Open the Macros dialog and double click on the Macro tab. The pop-up box that comes up opens a list of options choose “Excel File Multi sheet Import” and press Edit.
Output
In this sample two worksheet with defined rows and columns of data has been imported. Clearly marked as Data 1 and Data 2.
Key Application Areas for use of the Macro to Import Multiple Excel Sheets in SigmaPlot v16:
Clinical Research: Import large datasets from multiple clinical trials.
Biomedical Research: Analyze data from various experiments and studies
Environmental Science: Import data from multiple monitoring stations or field studies.
Finance: Import data from multiple financial reports or databases.
Social Sciences: Import data from surveys, polls, or census data.
Engineering and Manufacturing: Import data from multiple testing or production runs.
Key benefits to using the Macro to Import Multiple Excel Sheets in SigmaPlot v16:
Time Efficiency: Automate the import process and save time.
Reduced Errors: Minimize errors associated with manual data entry
Increased Productivity: Focus on data analysis and interpretation, rather than data entry.
Enhanced Data Integrity: Ensure data consistency and accuracy
Improved Workflow: Streamline your data analysis workflow
SigmaPlot v16 Now supports Large Data:
Empowering Data Analysis for Large Datasets
Conquer Data Challenges of Large Data with SigmaPlot 16:
SigmaPlot 16 is designed to handle large datasets with ease. By enhancing its architecture, SigmaPlot 16 empowers you to analyze complex data sets without compromising performance or accuracy.
Input Data
Here is an example of a Large Data Set in SigmaPlot v16:
Output Data
Here are some sample graph outputs using large data sets.
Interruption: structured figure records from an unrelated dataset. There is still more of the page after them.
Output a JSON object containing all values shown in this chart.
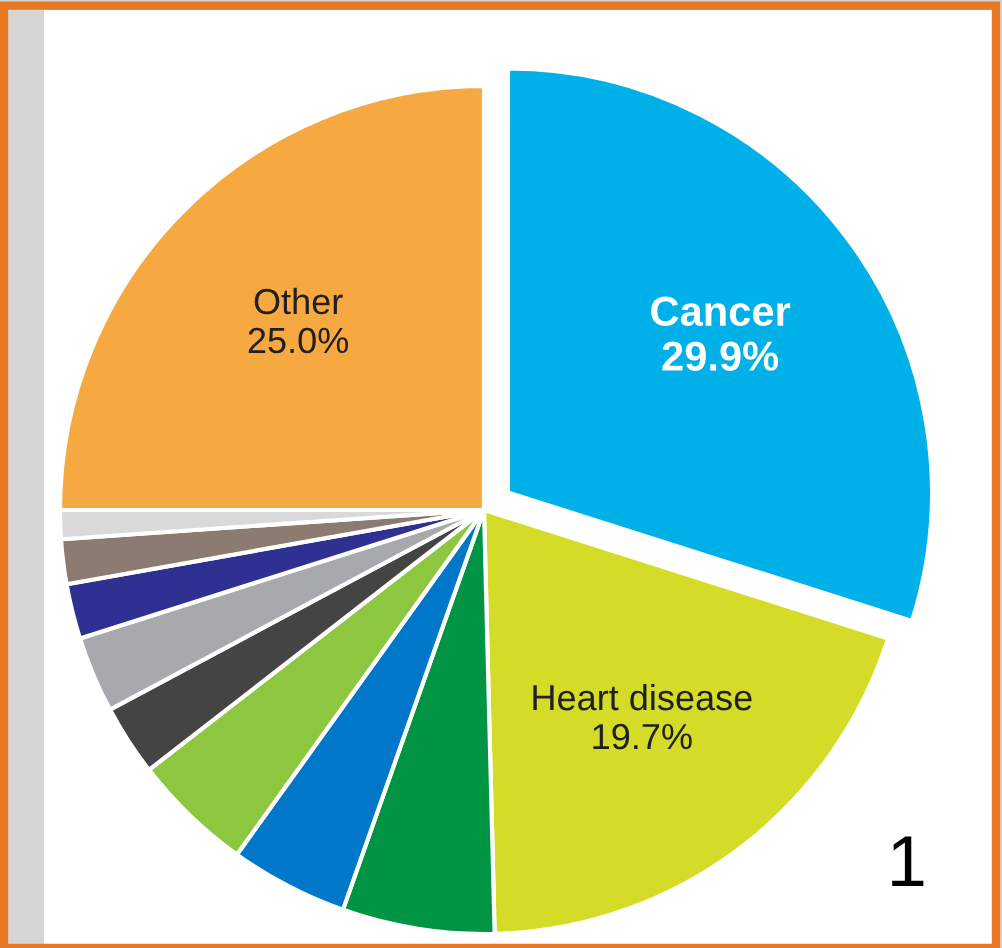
{
  "chart_data": {
    "type": "pie",
    "categories": [
      "Cancer",
      "Heart disease",
      null,
      null,
      null,
      null,
      null,
      null,
      null,
      null,
      "Other"
    ],
    "values": [
      29.9,
      19.7,
      5.8,
      4.5,
      4.6,
      2.7,
      2.9,
      2.1,
      1.7,
      1.1,
      25.0
    ],
    "value_labels": [
      "29.9%",
      "19.7%",
      null,
      null,
      null,
      null,
      null,
      null,
      null,
      null,
      "25.0%"
    ],
    "colors": [
      "#00b0e8",
      "#d4dc28",
      "#009444",
      "#0077c8",
      "#8dc63f",
      "#444444",
      "#a7a9ac",
      "#2e3192",
      "#8c7b70",
      "#d9d9d9",
      "#f7a941"
    ],
    "annotations": [
      "1"
    ]
  }
}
Key Application Areas of SigmaPlot 16 for Large Data:
Genomics and Bioinformatics: Analyze large-scale genomic and proteomic data.
Clinical Trials: Process and analyze vast amounts of clinical trial data
Environmental Science: Handle large datasets from environmental monitoring studies.
Financial Analysis: Analyze large financial datasets to identify trends and patterns.
Social Sciences: Analyze large-scale survey data and population studies.
Key Benefits of SigmaPlot 16 for Large Data:
- Efficient Data Handling: Seamlessly process and analyze large datasets.
- Improved Performance: Experience faster processing times and smoother workflows.
- Enhanced Visualization: Create clear and informative visualizations, even with complex data.
- Reliable Results: Trust in the accuracy and precision of your analyses.
Real-World Applications:
- Genomics and Bioinformatics: Analyze large-scale genomic and proteomic data.
- Clinical Trials: Process and analyze vast amounts of clinical trial data.
- Environmental Science: Handle large datasets from environmental monitoring studies.
- Financial Analysis: Analyze large financial datasets to identify trends and patterns.